Tuesday, December 28, 2010

12-27 and 58

A White Russian in Chicago / 2008
"How does it feel to be 58?" my mom asked.
"Pretty weird," I answered.

58. Fifty-eight. Cincuenta y ocho. No matter how I write it or say it in my head, it's weird to look at it and hear it. But with another birthday in the bank, it's time to get used to it: 59 is only 364 days away.

Actually, I think I'll remember this birthday more than most others. Why? Two things, I suppose. One that brought me face-to-face with a reminder of our mortality. And, two, a celebration here at home that underscored the centrality of family in my life.
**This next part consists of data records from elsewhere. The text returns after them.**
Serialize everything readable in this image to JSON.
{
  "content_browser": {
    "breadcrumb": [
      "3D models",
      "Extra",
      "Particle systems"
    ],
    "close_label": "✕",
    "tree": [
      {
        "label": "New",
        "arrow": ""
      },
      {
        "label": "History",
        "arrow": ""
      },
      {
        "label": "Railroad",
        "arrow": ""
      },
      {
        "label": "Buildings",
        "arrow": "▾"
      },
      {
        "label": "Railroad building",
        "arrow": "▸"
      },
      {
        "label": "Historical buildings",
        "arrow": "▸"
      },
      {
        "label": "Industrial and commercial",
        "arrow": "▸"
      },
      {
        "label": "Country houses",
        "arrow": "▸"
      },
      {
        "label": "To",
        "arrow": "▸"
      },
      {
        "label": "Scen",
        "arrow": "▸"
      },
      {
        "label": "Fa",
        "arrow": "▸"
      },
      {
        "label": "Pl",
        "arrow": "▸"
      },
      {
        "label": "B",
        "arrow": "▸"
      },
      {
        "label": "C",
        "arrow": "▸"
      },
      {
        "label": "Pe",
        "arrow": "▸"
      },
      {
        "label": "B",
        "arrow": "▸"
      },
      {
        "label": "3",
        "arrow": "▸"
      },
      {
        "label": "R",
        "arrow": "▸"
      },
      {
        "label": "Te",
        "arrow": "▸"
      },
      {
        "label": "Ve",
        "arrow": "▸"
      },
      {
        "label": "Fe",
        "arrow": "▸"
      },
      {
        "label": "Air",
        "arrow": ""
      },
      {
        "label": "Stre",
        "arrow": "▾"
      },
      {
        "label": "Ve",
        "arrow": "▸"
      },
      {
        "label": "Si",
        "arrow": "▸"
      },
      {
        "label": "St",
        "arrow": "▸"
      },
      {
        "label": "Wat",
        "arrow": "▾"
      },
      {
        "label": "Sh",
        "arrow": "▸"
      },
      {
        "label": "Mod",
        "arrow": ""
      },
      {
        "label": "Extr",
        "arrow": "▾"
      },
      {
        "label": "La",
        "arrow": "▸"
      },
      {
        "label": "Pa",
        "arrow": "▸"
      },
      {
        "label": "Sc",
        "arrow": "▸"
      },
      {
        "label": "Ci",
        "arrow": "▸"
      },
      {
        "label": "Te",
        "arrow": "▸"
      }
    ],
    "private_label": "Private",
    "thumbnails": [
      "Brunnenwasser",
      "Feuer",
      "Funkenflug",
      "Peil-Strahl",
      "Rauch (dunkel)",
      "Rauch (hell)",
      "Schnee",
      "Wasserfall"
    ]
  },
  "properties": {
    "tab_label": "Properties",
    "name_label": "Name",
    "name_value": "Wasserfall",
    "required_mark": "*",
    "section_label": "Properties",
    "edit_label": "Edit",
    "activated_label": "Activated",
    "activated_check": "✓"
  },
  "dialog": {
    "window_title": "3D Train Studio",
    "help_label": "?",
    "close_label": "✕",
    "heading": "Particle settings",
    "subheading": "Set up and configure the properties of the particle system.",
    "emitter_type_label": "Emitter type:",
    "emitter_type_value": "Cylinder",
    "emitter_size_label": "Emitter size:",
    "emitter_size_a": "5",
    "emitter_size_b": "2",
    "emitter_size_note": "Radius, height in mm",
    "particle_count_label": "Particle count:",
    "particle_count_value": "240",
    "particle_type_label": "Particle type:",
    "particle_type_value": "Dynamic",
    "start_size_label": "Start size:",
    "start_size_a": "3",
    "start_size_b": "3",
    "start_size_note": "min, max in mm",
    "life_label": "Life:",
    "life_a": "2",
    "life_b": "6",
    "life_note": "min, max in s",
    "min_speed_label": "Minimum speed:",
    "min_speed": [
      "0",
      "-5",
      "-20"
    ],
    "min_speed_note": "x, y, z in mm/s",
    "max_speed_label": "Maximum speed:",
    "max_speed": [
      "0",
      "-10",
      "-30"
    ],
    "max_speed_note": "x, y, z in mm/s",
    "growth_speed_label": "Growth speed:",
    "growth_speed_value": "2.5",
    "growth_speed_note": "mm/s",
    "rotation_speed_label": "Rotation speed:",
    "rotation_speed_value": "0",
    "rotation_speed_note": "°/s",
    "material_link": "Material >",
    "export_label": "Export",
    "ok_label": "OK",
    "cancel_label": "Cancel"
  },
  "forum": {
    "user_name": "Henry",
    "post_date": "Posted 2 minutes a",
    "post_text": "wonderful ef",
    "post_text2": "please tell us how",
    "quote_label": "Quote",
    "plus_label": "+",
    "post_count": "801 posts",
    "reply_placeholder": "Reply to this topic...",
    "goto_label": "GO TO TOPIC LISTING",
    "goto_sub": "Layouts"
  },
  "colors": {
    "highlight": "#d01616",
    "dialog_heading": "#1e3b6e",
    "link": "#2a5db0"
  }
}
The first moment came when I visited a friend in the hospital, a fellow member of the Broken Taco Shells bowling team who's three years younger than me. Late last week, he was in an exercise class when he started to feel some tightness in his chest. He left class to gather himself and after a short rest intended to drive about a mile back to his home. Instead, he trusted his instincts and drove himself to a hospital. Turned out he had 85 percent blockage in his arteries and wound up undergoing a quadruple bypass surgery. He's an exercise buff and eats well, for the most part, so he's recovering quickly and is scheduled to go home today. His positive attitude was great to see and it was nice to spend time with him. But, still, it was a shock to hear of his ordeal and a reminder to never take my good health for granted. Here's to a quick and complete recovery!

The second moment came during the evening, when I found myself once again sitting down to a delicious meal prepared by my wife and two of our kids and consuming it in the warmth of the glow from our faux fireplace. It felt like a cocoon, being there with Lori, Nathan, Simone and their partners Sara and Kyndall, enjoying wine, food, presents and phone calls from my parents and sisters. (Would have been nice to have Jordan and Jamie, too, but they couldn't break away from Olympia.) Throw in six dozen birthday wishes on Facebook from friends and relatives and you can see why I might have felt overwhelmed by people's kindness.

As I set off to go to work this morning, I realize yet again how blessed I am to live this life.